The following 2006 editorial discouraged state legislators from passing a bill in response to the 2005 Metrolink crash:

June 27, 2006
Way off track

ON JAN. 26, 2005, AN APPARENTLY SUICIDAL motorist parked his SUV across train tracks near Glendale, causing a horrific accident that killed 11 passengers and injured 180 others. Today, a state Senate committee is scheduled to consider a bill that its sponsors say could help avert such tragedies in the future. The committee should reject it.

A special committee on rail safety headed by Assembly Majority Leader Dario Frommer (D-Glendale) has considered the results of studies performed in the wake of the disaster and crafted a bill now before the Senate Committee on Transportation and Housing. The bill would force rail lines to close off the first 10 rows of the lead cars in so-called push trains, in which the train is pushed from behind by a locomotive rather than pulled, and end push-mode operations entirely in 2010.

The bill might soothe the grieving with a feeling that all those deaths had at least resulted in a law that would save lives in the future. More likely, however, is that the measure would be costly and result in reductions in rail service without necessarily improving safety.

A study by the Federal Railroad Administration found that push mode doesn't result in more derailments than pull mode. Supporters of a ban say the study considered only the likelihood of derailment, not the extent of injuries. Data do show more deaths in crashes involving trains in push mode, but there have been too few incidents to reach firm conclusions. A final version of the report released Monday contained computer modeling of the Glendale crash and concluded that it would have been just as deadly with a locomotive in front.

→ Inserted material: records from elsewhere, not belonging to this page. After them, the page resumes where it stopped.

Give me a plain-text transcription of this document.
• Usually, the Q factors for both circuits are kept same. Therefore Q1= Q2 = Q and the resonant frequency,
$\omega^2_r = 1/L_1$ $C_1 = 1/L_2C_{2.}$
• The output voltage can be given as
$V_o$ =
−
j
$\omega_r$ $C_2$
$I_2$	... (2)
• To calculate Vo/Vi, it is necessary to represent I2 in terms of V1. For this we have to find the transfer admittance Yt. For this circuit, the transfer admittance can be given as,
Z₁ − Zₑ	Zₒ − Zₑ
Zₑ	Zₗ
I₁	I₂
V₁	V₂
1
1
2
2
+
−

Rail operators estimate that it would cost more than $200 million to buy enough locomotives to put them at both ends of California's commuter trains, which could be necessary if push mode were banned. Other options could cost even more. For example, railroads could build "wye" tracks, which are configured like the letter Y and allow trains to reverse direction by performing something like a three-point turn. But a Metrolink spokeswoman says it would take a parcel of land the size of Dodger Stadium for a single wye, and Metrolink alone would need 21 of them. Even if the land were available, which it isn't, it would be prohibitively expensive.

The state is obliged to pay the mandated costs of its legislation, but that's a tricky proposition. It is notoriously difficult to get the Legislature to reimburse agencies and municipalities for the cost of complying with its laws. If rail services like Metrolink have to pay the cost, it may mean reductions in service.

Further, design improvements may be about to render the issue moot. Metrolink has ordered 87 new cars, scheduled to arrive by 2010, that are said to be far superior to current models, incorporating new safety features such as energy-absorbing technology and better seating configurations. If the safety difference between push and pull trains is murky now, it will get even murkier when these cars come online.

If the bill would produce measurable improvements in safety, it would be worth the price. There is no evidence that it would. To head off future crashes, the Legislature should focus on things that could actually make a difference, such as more barriers to keep cars off the tracks and more grade separations where roads and tracks meet. But the state's transportation system should not be hobbled because of one man's apparent attempt to commit suicide.